Abstract 1968: Common Variants in Cardiac Ion Channel Genes Are Associated With Sudden Cardiac Death
Background: Rare variants in cardiac ion channel genes are associated with sudden cardiac death in rare primary arrhythmic syndromes; however, it is unknown whether common variation in these same genes may contribute to SCD risk at the population level.

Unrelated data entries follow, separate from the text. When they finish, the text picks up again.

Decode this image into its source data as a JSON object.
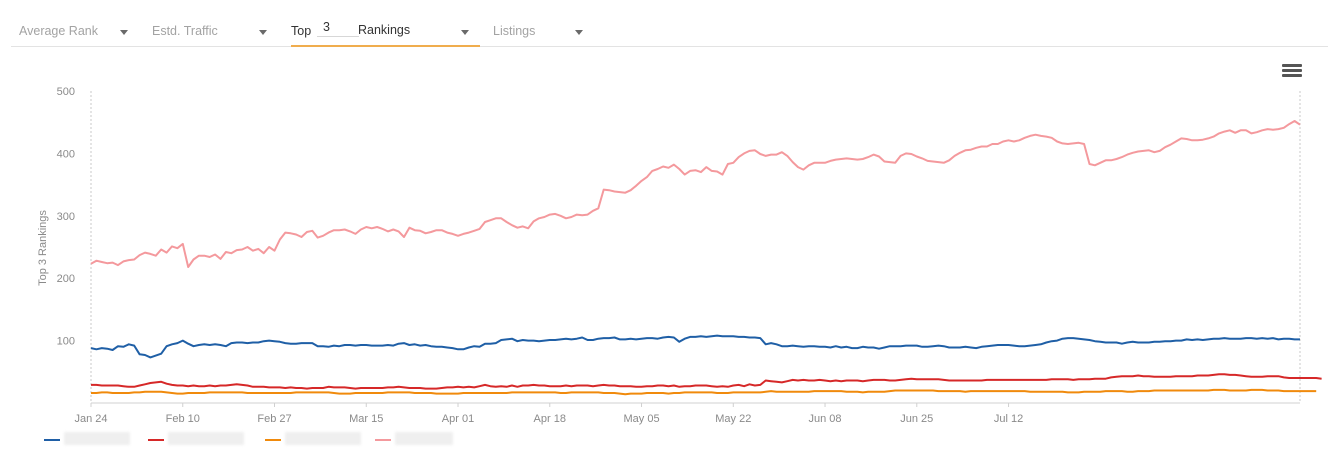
{
  "toolbar": {
    "tabs": [
      {
        "label": "Average Rank",
        "active": false
      },
      {
        "label": "Estd. Traffic",
        "active": false
      },
      {
        "label": "Top",
        "suffix": "Rankings",
        "value": "3",
        "active": true
      },
      {
        "label": "Listings",
        "active": false
      }
    ]
  },
  "menu": {
    "icon": "hamburger-icon"
  },
  "colors": {
    "blue": "#1f5fa6",
    "red": "#d62828",
    "orange": "#f08a0c",
    "pink": "#f4999d"
  },
  "chart_data": {
    "type": "line",
    "title": "",
    "xlabel": "",
    "ylabel": "Top 3 Rankings",
    "ylim": [
      0,
      500
    ],
    "yticks": [
      100,
      200,
      300,
      400,
      500
    ],
    "x_ticks": [
      "Jan 24",
      "Feb 10",
      "Feb 27",
      "Mar 15",
      "Apr 01",
      "Apr 18",
      "May 05",
      "May 22",
      "Jun 08",
      "Jun 25",
      "Jul 12"
    ],
    "x_start": "Jan 24",
    "grid": false,
    "legend": "bottom-left",
    "series": [
      {
        "color": "#1f5fa6",
        "label_hidden": true,
        "values": [
          88,
          86,
          88,
          87,
          85,
          91,
          90,
          94,
          92,
          78,
          77,
          73,
          76,
          79,
          91,
          94,
          96,
          100,
          95,
          91,
          93,
          94,
          93,
          94,
          93,
          91,
          96,
          97,
          97,
          96,
          97,
          97,
          99,
          100,
          99,
          98,
          96,
          95,
          95,
          96,
          96,
          96,
          91,
          91,
          90,
          92,
          91,
          93,
          93,
          92,
          93,
          93,
          92,
          92,
          92,
          93,
          92,
          95,
          96,
          93,
          94,
          92,
          93,
          91,
          90,
          90,
          89,
          88,
          86,
          86,
          89,
          91,
          90,
          95,
          95,
          96,
          101,
          102,
          103,
          99,
          101,
          100,
          100,
          99,
          100,
          101,
          101,
          102,
          103,
          102,
          103,
          105,
          101,
          101,
          103,
          104,
          104,
          105,
          102,
          102,
          103,
          102,
          103,
          104,
          104,
          103,
          105,
          106,
          105,
          98,
          103,
          106,
          106,
          107,
          106,
          107,
          108,
          107,
          107,
          107,
          106,
          106,
          105,
          105,
          104,
          94,
          96,
          94,
          91,
          91,
          92,
          91,
          90,
          91,
          91,
          90,
          90,
          89,
          91,
          89,
          90,
          88,
          88,
          90,
          89,
          89,
          87,
          89,
          91,
          91,
          91,
          92,
          92,
          92,
          90,
          90,
          91,
          92,
          91,
          89,
          89,
          89,
          90,
          89,
          88,
          90,
          91,
          92,
          93,
          93,
          93,
          92,
          91,
          91,
          92,
          93,
          94,
          97,
          99,
          100,
          103,
          104,
          104,
          103,
          102,
          101,
          99,
          98,
          97,
          97,
          97,
          95,
          97,
          98,
          97,
          97,
          97,
          98,
          98,
          99,
          99,
          100,
          100,
          102,
          101,
          102,
          101,
          102,
          103,
          103,
          104,
          103,
          103,
          103,
          104,
          104,
          103,
          104,
          103,
          104,
          102,
          103,
          103,
          102,
          102
        ]
      },
      {
        "color": "#d62828",
        "label_hidden": true,
        "values": [
          29,
          29,
          28,
          28,
          28,
          28,
          27,
          26,
          26,
          28,
          30,
          32,
          33,
          34,
          31,
          29,
          28,
          28,
          27,
          28,
          27,
          27,
          28,
          27,
          28,
          28,
          29,
          30,
          29,
          28,
          26,
          26,
          26,
          25,
          25,
          25,
          24,
          25,
          24,
          24,
          23,
          24,
          24,
          24,
          26,
          25,
          25,
          25,
          24,
          23,
          24,
          24,
          24,
          24,
          24,
          25,
          25,
          26,
          25,
          24,
          24,
          24,
          23,
          23,
          23,
          24,
          25,
          25,
          26,
          25,
          26,
          25,
          27,
          29,
          27,
          26,
          27,
          26,
          28,
          26,
          28,
          28,
          29,
          28,
          28,
          27,
          27,
          27,
          28,
          27,
          28,
          28,
          28,
          27,
          28,
          29,
          28,
          28,
          27,
          27,
          27,
          26,
          26,
          27,
          27,
          28,
          28,
          27,
          28,
          26,
          27,
          27,
          28,
          28,
          28,
          27,
          26,
          27,
          26,
          28,
          29,
          27,
          30,
          28,
          29,
          36,
          35,
          34,
          33,
          35,
          37,
          36,
          37,
          36,
          36,
          37,
          36,
          35,
          36,
          35,
          36,
          36,
          36,
          35,
          36,
          37,
          37,
          37,
          36,
          36,
          37,
          38,
          39,
          38,
          38,
          38,
          38,
          38,
          37,
          36,
          36,
          36,
          36,
          36,
          36,
          36,
          37,
          37,
          37,
          37,
          37,
          37,
          37,
          37,
          37,
          37,
          37,
          37,
          38,
          38,
          38,
          38,
          37,
          38,
          38,
          38,
          39,
          39,
          39,
          41,
          42,
          43,
          43,
          43,
          44,
          43,
          43,
          42,
          42,
          42,
          42,
          43,
          43,
          43,
          43,
          44,
          44,
          44,
          45,
          46,
          46,
          45,
          45,
          44,
          43,
          42,
          42,
          42,
          43,
          43,
          43,
          41,
          40,
          40,
          40,
          40,
          40,
          40,
          39
        ]
      },
      {
        "color": "#f08a0c",
        "label_hidden": true,
        "values": [
          16,
          16,
          17,
          17,
          16,
          16,
          16,
          16,
          17,
          17,
          18,
          18,
          18,
          18,
          17,
          16,
          15,
          15,
          16,
          16,
          16,
          16,
          17,
          17,
          17,
          17,
          17,
          17,
          17,
          16,
          16,
          16,
          16,
          16,
          16,
          16,
          16,
          16,
          17,
          17,
          17,
          17,
          17,
          17,
          17,
          16,
          15,
          15,
          15,
          16,
          16,
          16,
          16,
          16,
          16,
          17,
          17,
          17,
          17,
          17,
          16,
          16,
          16,
          16,
          15,
          15,
          15,
          15,
          15,
          16,
          16,
          16,
          16,
          16,
          16,
          16,
          16,
          16,
          17,
          17,
          17,
          17,
          17,
          17,
          17,
          17,
          17,
          16,
          16,
          17,
          17,
          17,
          17,
          17,
          17,
          16,
          16,
          16,
          15,
          14,
          15,
          15,
          15,
          16,
          16,
          16,
          16,
          15,
          16,
          16,
          17,
          17,
          17,
          17,
          17,
          17,
          16,
          16,
          16,
          17,
          17,
          17,
          17,
          17,
          17,
          18,
          19,
          18,
          18,
          18,
          18,
          18,
          18,
          18,
          19,
          19,
          19,
          19,
          19,
          19,
          18,
          18,
          18,
          17,
          18,
          18,
          18,
          18,
          19,
          20,
          20,
          20,
          20,
          20,
          20,
          20,
          20,
          19,
          19,
          19,
          19,
          19,
          18,
          19,
          19,
          19,
          19,
          19,
          19,
          19,
          19,
          19,
          19,
          19,
          18,
          18,
          18,
          18,
          18,
          18,
          18,
          17,
          17,
          17,
          18,
          18,
          18,
          18,
          19,
          19,
          19,
          19,
          18,
          18,
          19,
          19,
          19,
          20,
          20,
          20,
          20,
          20,
          20,
          20,
          20,
          20,
          20,
          20,
          21,
          21,
          21,
          20,
          20,
          20,
          20,
          21,
          21,
          21,
          20,
          20,
          20,
          19,
          19,
          19,
          19,
          19,
          19,
          19
        ]
      },
      {
        "color": "#f4999d",
        "label_hidden": true,
        "values": [
          223,
          228,
          226,
          224,
          225,
          221,
          227,
          229,
          230,
          237,
          241,
          239,
          236,
          246,
          241,
          251,
          248,
          255,
          218,
          230,
          236,
          236,
          234,
          238,
          231,
          242,
          240,
          245,
          246,
          250,
          244,
          247,
          240,
          250,
          244,
          262,
          273,
          272,
          270,
          266,
          274,
          276,
          265,
          268,
          273,
          277,
          277,
          278,
          275,
          271,
          278,
          282,
          280,
          282,
          279,
          275,
          278,
          275,
          266,
          281,
          277,
          276,
          272,
          274,
          277,
          277,
          273,
          271,
          268,
          271,
          273,
          276,
          279,
          290,
          293,
          296,
          296,
          290,
          285,
          281,
          283,
          280,
          291,
          296,
          298,
          302,
          303,
          300,
          296,
          298,
          302,
          301,
          302,
          308,
          312,
          342,
          341,
          339,
          338,
          337,
          341,
          348,
          356,
          362,
          372,
          375,
          379,
          377,
          382,
          375,
          366,
          372,
          373,
          370,
          378,
          372,
          371,
          366,
          383,
          385,
          394,
          400,
          404,
          405,
          399,
          396,
          398,
          398,
          402,
          396,
          386,
          378,
          374,
          381,
          385,
          385,
          385,
          388,
          390,
          391,
          392,
          391,
          390,
          391,
          394,
          398,
          395,
          387,
          386,
          385,
          396,
          400,
          399,
          395,
          392,
          388,
          387,
          386,
          385,
          389,
          396,
          401,
          405,
          406,
          409,
          411,
          411,
          415,
          415,
          419,
          421,
          419,
          421,
          425,
          428,
          430,
          428,
          427,
          425,
          419,
          416,
          415,
          416,
          417,
          415,
          383,
          381,
          385,
          389,
          389,
          391,
          394,
          398,
          401,
          403,
          404,
          405,
          402,
          404,
          410,
          414,
          419,
          424,
          423,
          421,
          421,
          422,
          424,
          427,
          432,
          435,
          437,
          433,
          437,
          437,
          432,
          434,
          437,
          439,
          438,
          439,
          441,
          447,
          452,
          446
        ]
      }
    ]
  }
}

Methods and Results: We examined the association between 142 single nucleotide polymorphisms (SNPs) (137 tag and 5 nonsynonymous SNPs) in 5 cardiac ion channel genes, KCNQ1, KCNH2, SCN5A, KCNE1 and KCNE2 and sudden and/or arrhythmic death in a combined nested case-control analysis among individuals of European ancestry enrolled in six prospective cohort studies. A total of 516 cases (188 women and 328 men) of sudden and/or arrhythmic cardiac deaths occurred among subjects with European ancestry in the six cohorts over an average follow-up of 13.0 years. Each case was matched to 3 controls, and conditional logistic regression with fixed effects meta-analysis was used to test for associations. After accounting for multiple testing, two SNPs (rs2283222 located in intron 11 in KCNQ1 and rs11720524 located in intron 1 in SCN5A) remained statistically significantly associated with sudden/arrhythmic death (FDR = 0.01 and 0.03 respectively). Each increasing copy of the major T allele of rs2283222 or the major C allele of rs1172052 was associated with a significantly increased odds of SCD (OR = 1.36, 95% CI 1.16 –1.60, P = 0.0002; and OR = 1.30, 95% CI 1.12–1.51, P = 0.0005, respectively). Control for cardiovascular risk factors and/or limiting the analysis to definite SCDs did not significantly alter these relationships. None of the five nonsynonymous SNPs tested were associated with SCD with or without risk factor adjustment.
Conclusion: Common intronic variants in KCNQ1 and SCN5A are associated with SCD in individuals of European ancestry. Further investigation into the functional abnormalities associated with non-coding variation in these genes may lead to important insights into predisposition to lethal arrhythmias.